A video has surfaced online showing a group of British soldiers, allegedly belonging to the 3rd Battalion Parachute Regiment, firing at a poster of Labour Party leader, Jeremy Corbyn.
The video, taken on Snapchat including a caption reading, “happy with that”, was reportedly filmed at a shooting range in Kabul. The Ministry of Defence has said that the video is genuine, and are investigating both the act and why a poster of Corbyn was put up.
“We are aware of a video circulating on social media. This behaviour is totally unacceptable and falls well below the high standards the army expects. A full investigation has been launched,” a spokesman from the military said.
Also responding to the video was a Labour party spokesman, who declared that the “behaviour is alarming and unacceptable”, adding he had “confidence in the Ministry of Defence to investigate and act on this incident”.
During the weekly Question Time in parliament, MPs condemned the video and claimed that the soldiers’ actions do not represent the views of the military. However, Theresa May did not voice her concern during the session and when asked about it, her spokesman simply said that she would only respond to the questions that had been asked by MPs.
Many have pointed out that this recent stunt highlights a growing problem of right-wing extremism in the military, and is not the only instance where armed forces members openly displayed their far-right ideologies that fuel the growing far-right in the UK.
In 2010 for example, British soldiers were found using mosque cut-outs as targets at a firing range in Yorkshire.

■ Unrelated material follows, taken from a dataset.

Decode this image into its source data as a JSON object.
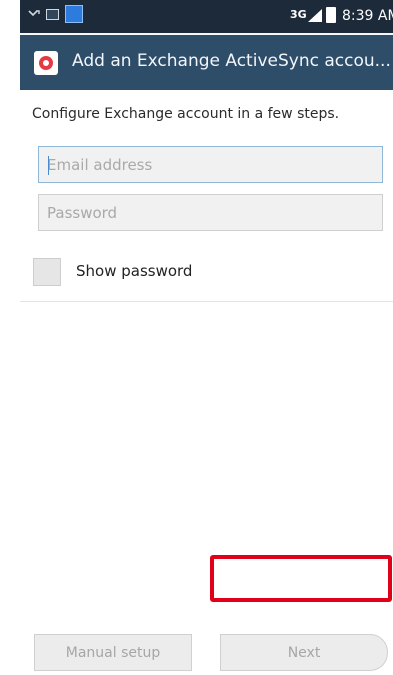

In other incidences, soldiers Ryan McGee, and Mikko Vehvilainen, both of whom idolised the KKK and EDL, called on Muslims living in the UK to be cleansed and armed themselves with bombs in preparation for a race war.
Mikko Vehvilainen was described as “outstanding” even though he had killed Afghan civilians and taken pictures with the well-known Islamophobe, Tommy Robinson, who is apparently quite popular with some soldiers.
“In some respects, the UK military – the institution, rather than the people – is itself a far-right organisation. On one hand it is anchored to a violent colonial past that it gleefully celebrates. On the other, the army operates according to ideas that are recognisably of the right: submission, obedience, unaccountable power, nationalism, a commitment to remaking the world with lethal, racialised violence,” said Joe Glenton, a former serviceman in the military.